History of St Silas Church, Redwood
In December 1919 a small band of Sisters of the Order of St Anne from Massachusetts, USA were brought to Styx to organise and manage a Home for Wayward Girls. The Sisters opened up their little private chapel to folks around the area and organised a Sunday School for the children. Thus, in 1919 the beginnings of St Silas emerged. The Sisters endured severe hardship, deprivation, poverty and illness during their three year stay. However in 1924 it was decided that a Mission Room should be built and Messrs Ellis & Fall were instructed to draw up the plans.
On 25 February 1925 in the presence of a congregation of 130 His Grace, Archbishop Julius, Primate of New Zealand, dedicated St Silas Mission for service to the Anglican community in the Styx area. The Mission Room was not consecrated originally as it was to serve both as a spiritual and social centre. The area of Styx was mixed rural and semi-urban and home were scattered over a large area.
The Mission Room was furnished through the generosity of many parishioners and the Vicar, the reverend WH Orbell presented the altar and chalice.
The St Silas Mission Room was attached to the Papanui Parish and managed by a Committee of Management elected annually by the St Silas parishioners from within their own congregation.
In 1946 the Mission was extended and a new Sunday School room was built. It would seem that after this date the Mission Room acquired the status of Church. In 1950 land was purchased for the proposed future expansion of the church and in 1956 the land adjoining Main North Road was also purchased. In 1959 the amalgamation of Belfast-Styx took place. Family services at St Silas were held in the Hall instead of the church from 1961 onwards. As from August 1969 the name “Styx” was changed to “Redwood” and St Silas followed the policy of other local organisations in changing to the new name.

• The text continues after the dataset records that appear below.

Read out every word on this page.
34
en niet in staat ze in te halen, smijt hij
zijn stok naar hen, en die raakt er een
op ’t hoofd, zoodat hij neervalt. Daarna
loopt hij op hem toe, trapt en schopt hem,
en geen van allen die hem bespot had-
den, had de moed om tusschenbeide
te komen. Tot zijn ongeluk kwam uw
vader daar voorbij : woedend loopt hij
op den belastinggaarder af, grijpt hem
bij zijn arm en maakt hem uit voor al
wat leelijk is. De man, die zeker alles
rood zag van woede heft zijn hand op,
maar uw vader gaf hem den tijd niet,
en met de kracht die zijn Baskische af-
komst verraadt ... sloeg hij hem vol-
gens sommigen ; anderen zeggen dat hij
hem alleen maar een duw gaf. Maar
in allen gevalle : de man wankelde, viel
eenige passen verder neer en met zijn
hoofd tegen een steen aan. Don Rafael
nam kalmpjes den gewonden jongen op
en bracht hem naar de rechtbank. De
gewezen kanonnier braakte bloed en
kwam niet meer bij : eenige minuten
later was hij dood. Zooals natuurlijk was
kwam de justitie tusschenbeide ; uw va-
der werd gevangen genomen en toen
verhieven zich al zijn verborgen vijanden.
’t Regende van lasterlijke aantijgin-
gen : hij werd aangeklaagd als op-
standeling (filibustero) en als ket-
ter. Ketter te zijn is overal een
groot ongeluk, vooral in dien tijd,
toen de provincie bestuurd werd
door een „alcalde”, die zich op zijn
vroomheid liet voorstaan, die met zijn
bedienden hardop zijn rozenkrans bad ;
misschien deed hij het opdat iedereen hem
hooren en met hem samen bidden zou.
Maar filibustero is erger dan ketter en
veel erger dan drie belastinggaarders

In July 1983, plans were presented either to again extend the church and hall or to build a new church. After meting of the St Silas Building Committee the consensus of opinion was for a new church to be built and to be joined to the hall with everything under one roof. The architectural firm of Lucking, Vial and Bellerby was chosen and preliminary plans developed. In September 1988 the Parish of Belfast-Redwood approved and committed itself to the St Silas redevelopment. Work on the site started in early 1989. The Mission Church was sold for $5,000 for use as a house. On 23 April 1898 the final service of de-dedication and Thanksgiving was held in the old Mission Church. One week later it had been removed for its new use in Rolleston.
On 25 February 1990 the new church of St Silas was dedicated exactly 75 years after the original Mission Church by Bishop Maurice Goodall.